Entraîneur original de l’équipe de la capitale lors de son retour dans la LNH en 1992-1993, ainsi que pour deux autres saisons et un quart par la suite, Bowness roule sa bosse comme assistant depuis près de deux décennies, principalement avec Alain Vigneault à Vancouver et Jon Cooper à Tampa Bay.

Il est en à sa deuxième saison à Dallas, sous les ordres de Jim Montgomery, et cette invitation à postuler pour la succession de Guy Boucher et Marc Crawford est sortie de nulle part alors qu’il n’a fait aucune démarche en ce sens.

«Oui, j’ai été surpris. Ils m’ont approché et ils [Dorion et son assistant Peter MacTavish] ont pris un vol pour venir me voir à Dallas. C’était bien, j’ai aimé participer au processus. Mais je crois qu’ils ont choisi le bon gars en D.J. J’y aurais pensé s’ils m’avaient offert le poste. Mais j’ai 64 ans et je veux gagner la coupe Stanley, c’est ma priorité. Mes chances de redevenir entraîneur-chef dans la LNH sont grosses comme ça», a-t-il confié lundi matin, en faisant le signe du chiffre zéro avec sa main.

Quand Le Droit lui a demandé pourquoi il pensait que Smith était l’homme de la situation, l’homme de hockey originaire de Moncton a rétorqué du tac au tac : «Il est un jeune coach qui gravit les échelons, c’est l’idéal pour une jeune équipe qui tente de remonter la pente. Ils vont grandir avec lui, et il va grandir avec eux. Peu importe combien de temps ça va prendre, ils vont grandir ensemble. Ils ont un bon noyau, ce n’est pas comme s’ils commençaient à zéro, pas du tout. Ils ont d’excellents jeunes joueurs ici [avec le club de la LNH] et dans leur système, ils ont un bon jeune entraîneur et ils vont juste grandir tous ensemble. C’est pourquoi je pense qu’il est le bon choix», a-t-il lancé.

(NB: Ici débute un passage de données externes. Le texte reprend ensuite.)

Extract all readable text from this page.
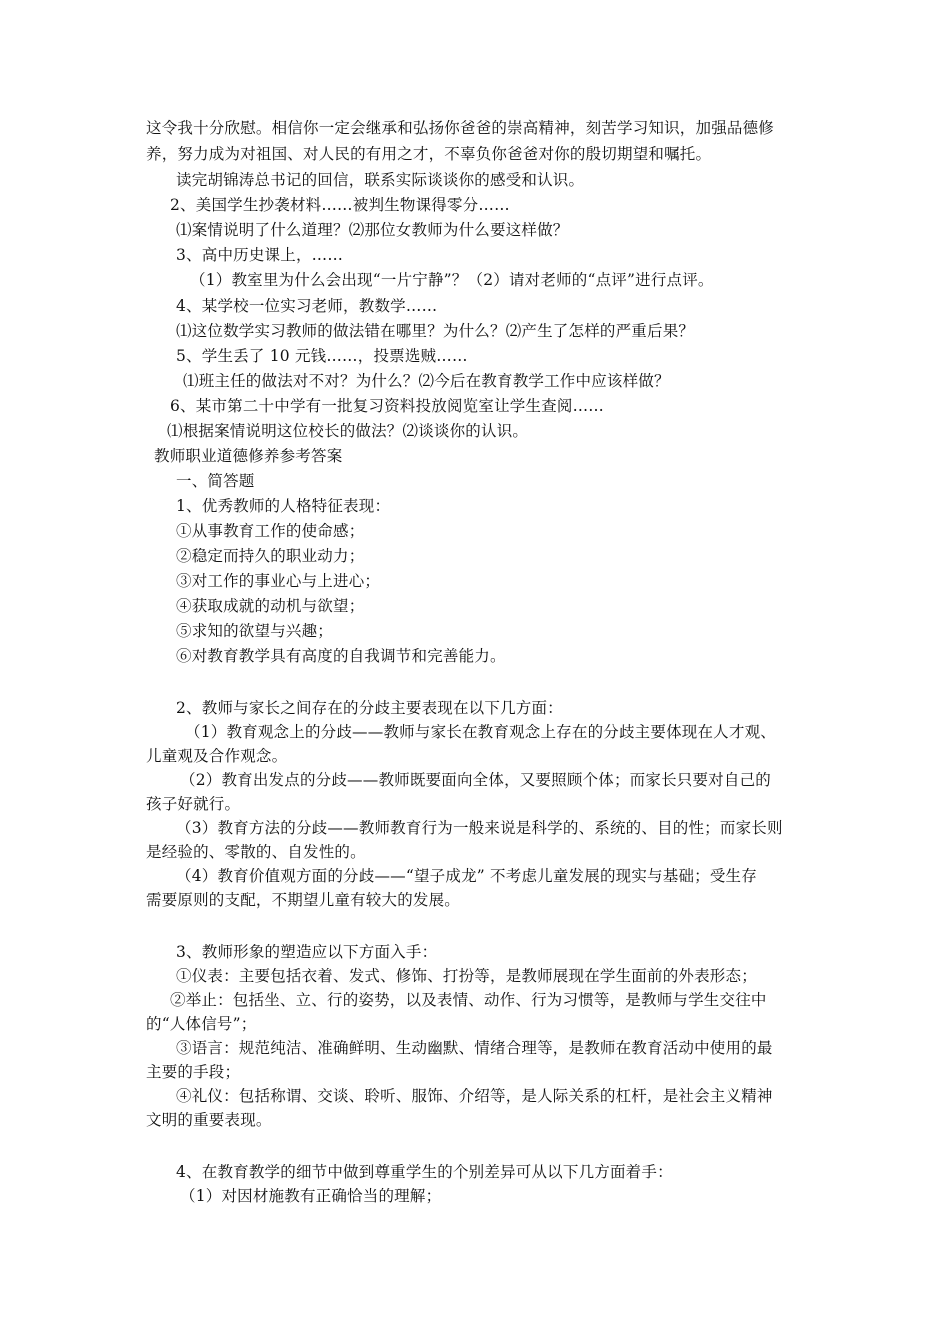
这令我十分欣慰。相信你一定会继承和弘扬你爸爸的崇高精神，刻苦学习知识，加强品德修
养，努力成为对祖国、对人民的有用之才，不辜负你爸爸对你的殷切期望和嘱托。
读完胡锦涛总书记的回信，联系实际谈谈你的感受和认识。
2、美国学生抄袭材料……被判生物课得零分……
⑴案情说明了什么道理？⑵那位女教师为什么要这样做？
3、高中历史课上，……
（1）教室里为什么会出现“一片宁静”？（2）请对老师的“点评”进行点评。
4、某学校一位实习老师，教数学……
⑴这位数学实习教师的做法错在哪里？为什么？⑵产生了怎样的严重后果？
5、学生丢了 10 元钱……，投票选贼……
⑴班主任的做法对不对？为什么？⑵今后在教育教学工作中应该样做？
6、某市第二十中学有一批复习资料投放阅览室让学生查阅……
⑴根据案情说明这位校长的做法？⑵谈谈你的认识。
教师职业道德修养参考答案
一、简答题
1、优秀教师的人格特征表现：
①从事教育工作的使命感；
②稳定而持久的职业动力；
③对工作的事业心与上进心；
④获取成就的动机与欲望；
⑤求知的欲望与兴趣；
⑥对教育教学具有高度的自我调节和完善能力。
2、教师与家长之间存在的分歧主要表现在以下几方面：
（1）教育观念上的分歧——教师与家长在教育观念上存在的分歧主要体现在人才观、
儿童观及合作观念。
（2）教育出发点的分歧——教师既要面向全体，又要照顾个体；而家长只要对自己的
孩子好就行。
（3）教育方法的分歧——教师教育行为一般来说是科学的、系统的、目的性；而家长则
是经验的、零散的、自发性的。
（4）教育价值观方面的分歧——“望子成龙” 不考虑儿童发展的现实与基础；受生存
需要原则的支配，不期望儿童有较大的发展。
3、教师形象的塑造应以下方面入手：
①仪表：主要包括衣着、发式、修饰、打扮等，是教师展现在学生面前的外表形态；
②举止：包括坐、立、行的姿势，以及表情、动作、行为习惯等，是教师与学生交往中
的“人体信号”；
③语言：规范纯洁、准确鲜明、生动幽默、情绪合理等，是教师在教育活动中使用的最
主要的手段；
④礼仪：包括称谓、交谈、聆听、服饰、介绍等，是人际关系的杠杆，是社会主义精神
文明的重要表现。
4、在教育教学的细节中做到尊重学生的个别差异可从以下几方面着手：
（1）对因材施教有正确恰当的理解；
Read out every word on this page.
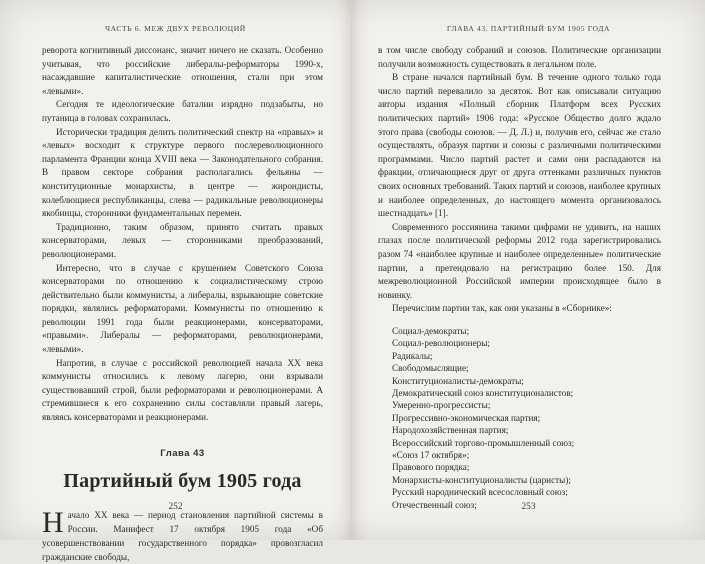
ЧАСТЬ 6. МЕЖ ДВУХ РЕВОЛЮЦИЙ

реворота когнитивный диссонанс, значит ничего не сказать. Особенно учитывая, что российские либералы-реформаторы 1990-х, насаждавшие капиталистические отношения, стали при этом «левыми».

Сегодня те идеологические баталии изрядно подзабыты, но путаница в головах сохранилась.

Исторически традиция делить политический спектр на «правых» и «левых» восходит к структуре первого послереволюционного парламента Франции конца XVIII века — Законодательного собрания. В правом секторе собрания располагались фельяны — конституционные монархисты, в центре — жирондисты, колеблющиеся республиканцы, слева — радикальные революционеры якобинцы, сторонники фундаментальных перемен.

Традиционно, таким образом, принято считать правых консерваторами, левых — сторонниками преобразований, революционерами.

Интересно, что в случае с крушением Советского Союза консерваторами по отношению к социалистическому строю действительно были коммунисты, а либералы, взрывающие советские порядки, являлись реформаторами. Коммунисты по отношению к революции 1991 года были реакционерами, консерваторами, «правыми». Либералы — реформаторами, революционерами, «левыми».

Напротив, в случае с российской революцией начала XX века коммунисты относились к левому лагерю, они взрывали существовавший строй, были реформаторами и революционерами. А стремившиеся к его сохранению силы составляли правый лагерь, являясь консерваторами и реакционерами.

Глава 43
Партийный бум 1905 года

Начало XX века — период становления партийной системы в России. Манифест 17 октября 1905 года «Об усовершенствовании государственного порядка» провозгласил гражданские свободы,

252
ГЛАВА 43. ПАРТИЙНЫЙ БУМ 1905 ГОДА

в том числе свободу собраний и союзов. Политические организации получили возможность существовать в легальном поле.

В стране начался партийный бум. В течение одного только года число партий перевалило за десяток. Вот как описывали ситуацию авторы издания «Полный сборник Платформ всех Русских политических партий» 1906 года: «Русское Общество долго ждало этого права (свободы союзов. — Д. Л.) и, получив его, сейчас же стало осуществлять, образуя партии и союзы с различными политическими программами. Число партий растет и сами они распадаются на фракции, отличающиеся друг от друга оттенками различных пунктов своих основных требований. Таких партий и союзов, наиболее крупных и наиболее определенных, до настоящего момента организовалось шестнадцать» [1].

Современного россиянина такими цифрами не удивить, на наших глазах после политической реформы 2012 года зарегистрировались разом 74 «наиболее крупные и наиболее определенные» политические партии, а претендовало на регистрацию более 150. Для межреволюционной Российской империи происходящее было в новинку.

Перечислим партии так, как они указаны в «Сборнике»:

Социал-демократы;
Социал-революционеры;
Радикалы;
Свободомыслящие;
Конституционалисты-демократы;
Демократический союз конституционалистов;
Умеренно-прогрессисты;
Прогрессивно-экономическая партия;
Народохозяйственная партия;
Всероссийский торгово-промышленный союз;
«Союз 17 октября»;
Правового порядка;
Монархисты-конституционалисты (царисты);
Русский народнический всесословный союз;
Отечественный союз;	253
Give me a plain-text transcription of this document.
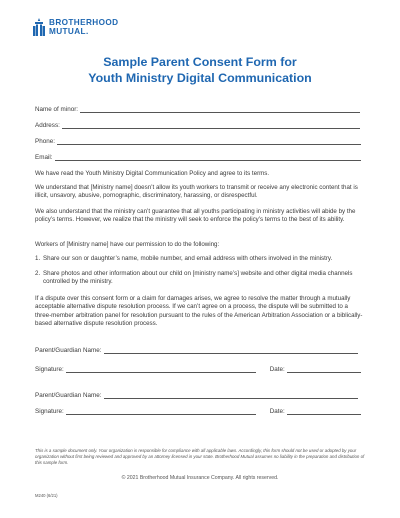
BROTHERHOOD
MUTUAL.
Sample Parent Consent Form for
Youth Ministry Digital Communication
Name of minor:
Address:
Phone:
Email:

We have read the Youth Ministry Digital Communication Policy and agree to its terms.

We understand that [Ministry name] doesn’t allow its youth workers to transmit or receive any electronic content that is illicit, unsavory, abusive, pornographic, discriminatory, harassing, or disrespectful.

We also understand that the ministry can’t guarantee that all youths participating in ministry activities will abide by the policy’s terms. However, we realize that the ministry will seek to enforce the policy’s terms to the best of its ability.

Workers of [Ministry name] have our permission to do the following:

1. Share our son or daughter’s name, mobile number, and email address with others involved in the ministry.
2. Share photos and other information about our child on [ministry name’s] website and other digital media channels controlled by the ministry.

If a dispute over this consent form or a claim for damages arises, we agree to resolve the matter through a mutually acceptable alternative dispute resolution process. If we can’t agree on a process, the dispute will be submitted to a three-member arbitration panel for resolution pursuant to the rules of the American Arbitration Association or a biblically-based alternative dispute resolution process.

Parent/Guardian Name:
Signature:	Date:
Parent/Guardian Name:
Signature:	Date:
This is a sample document only. Your organization is responsible for compliance with all applicable laws. Accordingly, this form should not be used or adopted by your organization without first being reviewed and approved by an attorney licensed in your state. Brotherhood Mutual assumes no liability in the preparation and distribution of this sample form.
© 2021 Brotherhood Mutual Insurance Company. All rights reserved.
M240 (6/21)
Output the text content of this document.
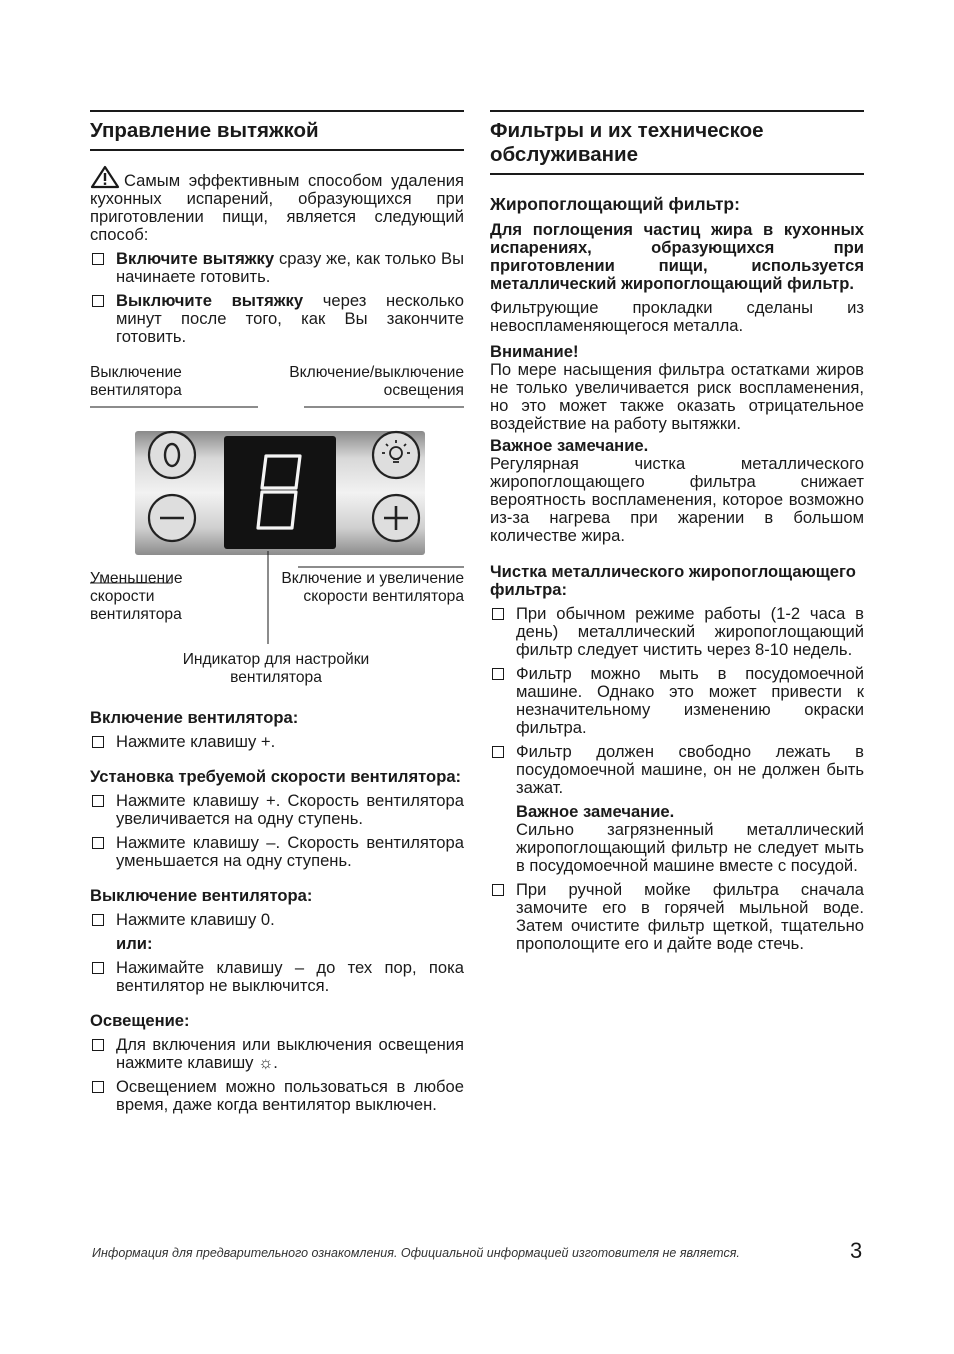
Управление вытяжкой

Самым эффективным способом удаления кухонных испарений, образующихся при приготовлении пищи, является следующий способ:

Включите вытяжку сразу же, как только Вы начинаете готовить.
Выключите вытяжку через несколько минут после того, как Вы закончите готовить.
Выключение вентилятора
Включение/выключение освещения
Уменьшение скорости вентилятора
Включение и увеличение скорости вентилятора
Индикатор для настройки вентилятора
Включение вентилятора:
Нажмите клавишу +.
Установка требуемой скорости вентилятора:
Нажмите клавишу +. Скорость вентилятора увеличивается на одну ступень.
Нажмите клавишу –. Скорость вентилятора уменьшается на одну ступень.
Выключение вентилятора:
Нажмите клавишу 0.
или:
Нажимайте клавишу – до тех пор, пока вентилятор не выключится.
Освещение:
Для включения или выключения освещения нажмите клавишу ☼.
Освещением можно пользоваться в любое время, даже когда вентилятор выключен.
Фильтры и их техническое обслуживание
Жиропоглощающий фильтр:

Для поглощения частиц жира в кухонных испарениях, образующихся при приготовлении пищи, используется металлический жиропоглощающий фильтр.

Фильтрующие прокладки сделаны из невоспламеняющегося металла.

Внимание!

По мере насыщения фильтра остатками жиров не только увеличивается риск воспламенения, но это может также оказать отрицательное воздействие на работу вытяжки.

Важное замечание.

Регулярная чистка металлического жиропоглощающего фильтра снижает вероятность воспламенения, которое возможно из-за нагрева при жарении в большом количестве жира.

Чистка металлического жиропоглощающего фильтра:
При обычном режиме работы (1-2 часа в день) металлический жиропоглощающий фильтр следует чистить через 8-10 недель.
Фильтр можно мыть в посудомоечной машине. Однако это может привести к незначительному изменению окраски фильтра.
Фильтр должен свободно лежать в посудомоечной машине, он не должен быть зажат.
Важное замечание.

Сильно загрязненный металлический жиропоглощающий фильтр не следует мыть в посудомоечной машине вместе с посудой.

При ручной мойке фильтра сначала замочите его в горячей мыльной воде. Затем очистите фильтр щеткой, тщательно прополощите его и дайте воде стечь.
Информация для предварительного ознакомления. Официальной информацией изготовителя не является.	3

Bowness a envoyé un message texte à l’heureux élu pour le féliciter de sa sélection une fois qu’elle a été annoncée.

Lors de la conférence de presse pour présenter Smith comme 13e entraîneur de l’histoire de l’équipe, Dorion avait dévoilé que ce dernier était allé reconduire les deux dirigeants des Sénateurs à l’aéroport de Détroit, d’où ils sont partis pour aller interviewer Bowness, après une deuxième rencontre à son domicile de Windsor qui a ni plus ni moins finalisé sa sélection.

Les Stars ont beau connaître un début de saison difficile, Bowness était très souriant lundi en revoyant des connaissances d’Ottawa, lors des difficiles années d’expansion de la franchise. Il avait présenté une fiche de 39-178-18 à leur barre avant d’être congédié après 19 matches en novembre 1995, pour être remplacé brièvement par Dave «Sparky» Allison.

«J’ai encore beaucoup de plaisir à faire ce travail. Il reste probablement une couple d’années dans le bonhomme et on verra ensuite», a-t-il blagué, lui qui a vu son fils Ryan, dépisteur professionnel en chef des Penguins de Pittsburgh, s’amener en ville lundi pour épier son club actuel et un de ses anciens.

L’ancien joueur de la LNH a fait ses premiers pas dans le métier d’entraîneur comme joueur-entraîneur avec les Jets de Sherbrooke, de la Ligue américaine, en 1982-1983.

Outre à Ottawa, il a aussi fait de brefs séjours comme entraîneur-chef à Winnipeg, Boston, Phoenix et avec les Islanders de New York.